Por Luciana Gurgel

Luciana Gurgel

A gestão da Coivd-19 no Reino Unido foi turbulenta desde o início. Mas nem quando o país registrava 1,2 mil mortes por dia, número absurdo diante de seus 67 milhões de habitantes, o desgaste de imagem do primeiro-ministro foi tão grande como agora.

A culpa não é só do coronavírus. Boris Johnson enfrenta denúncias envolvendo doações ao partido Conservador e uso de verbas para reformas na residência oficial, bem como questionamentos sobre o custeio de viagens de férias.

No entanto, tudo piorou depois das notícias sobre confraternizações realizadas em Downing Street 10, onde trabalha a cúpula da administração pública, no longínquo dezembro de 2020, quando o país amargava um lockdown.

Parece notícia velha. Mas a mídia, os adversários políticos e sobretudo a população não perdoam o fato de os criadores das regras que separaram famílias inteiras no Natal passado terem sido os primeiros a descumpri-las.

Assessores de comunicação têm a missão de aconselhar os líderes nas crises e atenuar problemas diante da imprensa e do público.

Ironicamente, coube a uma graduada assessora o episódio mais inacreditável do enredo.

A protagonista foi Allegra Stratton, experiente jornalista de TV, que havia sido contratada por Johnson para ser a porta-voz do governo. A ela caberiam os briefings diários para a imprensa, no modelo americano, em um auditório que consumiu quase 2 milhões de libras (e mal foi usado).

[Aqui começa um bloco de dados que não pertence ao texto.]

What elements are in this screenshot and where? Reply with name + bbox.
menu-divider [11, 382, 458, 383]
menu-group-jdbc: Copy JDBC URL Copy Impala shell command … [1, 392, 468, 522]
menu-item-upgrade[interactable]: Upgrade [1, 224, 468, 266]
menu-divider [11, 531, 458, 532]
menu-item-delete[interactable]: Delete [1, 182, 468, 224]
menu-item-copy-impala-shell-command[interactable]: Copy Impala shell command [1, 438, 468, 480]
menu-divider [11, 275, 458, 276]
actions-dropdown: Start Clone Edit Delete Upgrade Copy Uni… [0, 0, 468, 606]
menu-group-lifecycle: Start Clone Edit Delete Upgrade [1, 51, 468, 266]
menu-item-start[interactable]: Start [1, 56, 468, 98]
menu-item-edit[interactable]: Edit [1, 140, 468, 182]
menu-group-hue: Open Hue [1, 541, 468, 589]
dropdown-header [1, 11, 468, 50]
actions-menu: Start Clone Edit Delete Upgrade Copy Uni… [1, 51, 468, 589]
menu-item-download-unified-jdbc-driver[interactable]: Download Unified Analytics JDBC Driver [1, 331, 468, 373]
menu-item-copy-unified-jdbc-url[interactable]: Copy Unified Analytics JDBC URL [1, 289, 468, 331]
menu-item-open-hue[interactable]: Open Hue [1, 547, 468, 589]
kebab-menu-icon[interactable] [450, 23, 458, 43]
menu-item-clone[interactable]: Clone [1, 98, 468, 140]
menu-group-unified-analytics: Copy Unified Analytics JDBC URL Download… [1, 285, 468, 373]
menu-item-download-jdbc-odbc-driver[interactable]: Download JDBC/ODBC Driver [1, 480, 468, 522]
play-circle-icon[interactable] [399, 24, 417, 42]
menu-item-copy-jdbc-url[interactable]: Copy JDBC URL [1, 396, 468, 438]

Stratton cometeu um erro infantil, ignorando um conselho elementar dado a executivos em media trainings: nem de brincadeira deixar-se gravar falando o que não falaria em público.

Em uma simulação para o papel que viria a desempenhar, respondeu com ironias a perguntas sobre uma suposta confraternização na sede do governo durante o lockdown, em meio a risos.

A falha primária, capaz de comprometer o governo se o vídeo vazasse − como vazou −, é incompatível com uma profissional de seu calibre. E mais: tendo ao lado um time de profissionais de comunicação.

Difícil entender como ninguém apagou o trecho, que ficou esperando para sair das trevas e assombrar o governo no momento certo.

O momento foi justamente após rumores sobre as festas começarem a aparecer. Sem provas, quem poderia confirmar? Mas as provas existiam, verbalizadas pela principal figura da comunicação do governo britânico naquele momento.

Depois do vazamento, um furo da ITV, Stratton pediu demissão aos prantos, desculpando-se por ter dado a impressão de fazer troça. Não era impressão, como se pode atestar no vídeo.

Mas continuou faltando assessoramento. O primeiro-ministro passou a semana esquivando-se de responder sobre as confraternizações, e se teria participado delas. Até que o tabloide Sunday Mirror colocou a pá de cal.

“Nada vai acontecer”

No domingo, publicou uma foto de Johnson comandando alegremente um quiz, ao lado de dois auxiliares sem máscara. Não há provas de que os demais competidores estivessem ou em grupos em outras salas da sede do governo, quebrando o isolamento, como as “fontes” informaram à imprensa.

No entanto, diante de imagens, fica difícil acreditar que as outras festinhas não aconteceram ou que o líder da nação não tinha conhecimento delas.

Mais difícil ainda é entender como nenhum assessor impediu seu assessorado de comandar o quiz, já que qualquer um poderia capturar a imagem.

Alguns analistas atribuem esse comportamento de Boris Johnson a um excesso de confiança, a uma sensação de que nada vai acontecer com ele.

Pode ser. E quem trabalha ou já trabalhou em assessoria de imprensa sabe que nem sempre os conselhos são seguidos.

Mas, nesse caso, os próprios assessores entraram no jogo do “nada vai acontecer”, falha imperdoável para quem é treinado para antecipar crises.

É verdade que ao fim de 2020 todos estavam extenuados depois de quase um ano de pandemia, ansiosos para confraternizar. Mas não eram apenas os que comandavam o governo. Era toda a população.

Não foi seguro brincar com esse sentimento. E o preço para a nação é alto.

Uma pesquisa feita pelo instituto YouGov na semana passada revelou que 70% dos entrevistados não confiam em Boris Johnson para liderar as medidas de contenção da variante ômicron.

Pior: entre os que não se mostram inclinados a cumprir regras de isolamento, um em cada cinco atribui a decisão ao mau exemplo dado pelo primeiro-ministro e por seus auxiliares.

Isso é mais do que crise política. É uma severa crise de confiança, com efeitos sobre a saúde pública, que assessores mais responsáveis e cuidadosos poderiam ter ajudado a evitar − para começar, proibindo festas e não participando delas ou brincando com a câmera ligada.

Se há uma lição nessa história é a de que contra fatos (e fotos, e gravações…) não há argumentos.